急かすわけでも、引き止めるわけでもなく、ただそこにいた。
ただ、孝則のことを見ていた。
犬がもう一度、くるんと回った。
右まわりに。一回だけ。
それだけだった。
でもそれで十分だった。
孝則の目から、また涙が出た。
止めようとしたが、もう止まらなかった。
しゃがんだまま、犬の頭に額を近づけた。
犬が鼻先を孝則の額に触れた。
温かかった。
「ありがとう」と孝則は言った。
声が震えた。
犬がしっぽを振った。
「モカ」と飼い主の女性が静かに呼んだ。
犬が振り返った。
女性を見て、また孝則を見た。
それからゆっくりと孝則の膝から前足を離して、女性の足元へ戻った。
伏せて、尻尾だけをゆっくり揺らしていた。
孝則は立ち上がった。

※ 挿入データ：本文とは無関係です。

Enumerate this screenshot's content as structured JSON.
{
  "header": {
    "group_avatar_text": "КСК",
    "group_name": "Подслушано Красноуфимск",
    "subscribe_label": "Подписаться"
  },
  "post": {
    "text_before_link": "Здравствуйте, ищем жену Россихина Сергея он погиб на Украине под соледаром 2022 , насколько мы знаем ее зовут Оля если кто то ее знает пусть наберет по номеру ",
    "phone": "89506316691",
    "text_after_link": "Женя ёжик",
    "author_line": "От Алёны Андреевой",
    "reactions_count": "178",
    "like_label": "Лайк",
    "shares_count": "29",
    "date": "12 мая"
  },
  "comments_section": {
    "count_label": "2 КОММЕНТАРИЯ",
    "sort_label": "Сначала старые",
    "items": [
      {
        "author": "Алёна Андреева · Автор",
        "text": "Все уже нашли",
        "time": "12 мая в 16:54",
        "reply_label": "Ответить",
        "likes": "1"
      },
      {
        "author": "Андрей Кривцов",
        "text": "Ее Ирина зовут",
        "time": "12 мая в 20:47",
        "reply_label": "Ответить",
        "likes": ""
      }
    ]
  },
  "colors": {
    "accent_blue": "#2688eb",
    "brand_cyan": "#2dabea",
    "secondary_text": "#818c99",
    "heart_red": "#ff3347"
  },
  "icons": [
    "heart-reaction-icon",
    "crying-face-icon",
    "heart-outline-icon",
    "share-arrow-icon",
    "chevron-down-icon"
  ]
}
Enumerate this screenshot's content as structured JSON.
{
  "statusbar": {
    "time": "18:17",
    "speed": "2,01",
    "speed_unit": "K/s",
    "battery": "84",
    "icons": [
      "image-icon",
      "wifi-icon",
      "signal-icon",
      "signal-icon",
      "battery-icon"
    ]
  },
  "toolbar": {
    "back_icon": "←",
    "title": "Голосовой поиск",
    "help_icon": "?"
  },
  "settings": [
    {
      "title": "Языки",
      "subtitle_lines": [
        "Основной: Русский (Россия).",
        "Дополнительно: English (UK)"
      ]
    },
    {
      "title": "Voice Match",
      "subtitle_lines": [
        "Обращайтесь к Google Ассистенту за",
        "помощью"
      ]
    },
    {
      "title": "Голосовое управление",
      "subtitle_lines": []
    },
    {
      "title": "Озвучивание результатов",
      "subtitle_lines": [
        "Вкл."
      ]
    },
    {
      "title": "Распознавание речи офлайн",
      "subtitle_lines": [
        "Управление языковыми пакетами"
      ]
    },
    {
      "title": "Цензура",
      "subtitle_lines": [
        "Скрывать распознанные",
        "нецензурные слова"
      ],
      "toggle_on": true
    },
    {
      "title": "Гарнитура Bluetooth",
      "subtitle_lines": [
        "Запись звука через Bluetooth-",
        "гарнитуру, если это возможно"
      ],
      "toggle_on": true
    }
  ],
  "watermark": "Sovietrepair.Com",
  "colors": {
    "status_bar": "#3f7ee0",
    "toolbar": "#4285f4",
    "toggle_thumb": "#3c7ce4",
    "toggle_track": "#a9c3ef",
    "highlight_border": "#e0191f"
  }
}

足がしびれていた。
目を拭った。
「ありがとうございました」と女性に言った。
「こちらこそ」と女性は言った。
「週末はたいていここにいますよ」
孝則は頷いた。
振り返って歩き出した。
五歩ほど行ったところで、振り返った。
犬が顔を上げていた。
目が合った。
しっぽが、一度、大きく揺れた。
坂を下りながら、孝則は由美子に電話した。
三回呼び出して、由美子が出た。
「どうしたの?」
「話したいことがあって」と孝則は言った。
「犬のことで」
しばらく、沈黙があった。
「そう」と由美子は言った。
それだけで何もわからない言葉のはずだったが、孝則には全部わかった気がした。
「帰ったら聞く。待ってて」
「うん」と孝則は言った。
電話が切れた。
夕暮れが深くなっていた。
どこかで、小さな犬が一声鳴いた。
その夜、由美子が帰ってきてから、二人でリールのことを話した。
七年分、話した。
リールがいかに偏食だったか。
散歩で必ず同じ電柱を確認してから帰ったこと。
冬になると孝則のジャンパーの中に入ろうとして、チャックに顎をはさんだこと。
くるくる回る癖を、公園で子供たちに見られたとき、リールが不服そうな顔をしたこと。
笑いながら話した。
途中で泣いた。
二人で泣いた。
泣きながらまた笑った。
お茶が冷めた。
それでも話し続けた。
「また回るとこ、見たいな」と由美子がぽつりと言った。
孝則は何も言わなかった。
でも、うなずいた。
布団の中で、孝則はリールのことを考えた。
ぴょんぴょん弾みながら走るリール。
右まわりに三回、くるんくるんくるんと回るリール。
前足でぽんぽんと膝を叩いてくるリール。
最後の夜、孝則の膝の上でトントン、トントンと前足を動かし続けていたリール。
そして今日、公園で右まわりに回った犬の目。
あの目が、孝則のことを見ていた。
ずっと前から知っていたような目で。
ちゃんとやってる、と確かめるような目で。
ちゃんとやってる、と孝則は心の中で答えた。
また歩くよ。
また夕暮れの坂道を歩くよ。
今度は一頭連れて、また右まわりに三回、回ってみせてくれ。
ありがとう、リール。
また会えて、よかった。
由美子がそっと電気を消した。
部屋が暗くなった。
外で夜風が動いた。
どこかで、小さな犬が一声鳴いた。
孝則はそれを聞いて、目を閉じた。
胸の中が、静かだった。
重さは残ったままだった。
でも、その重さがそのまま、温かかった。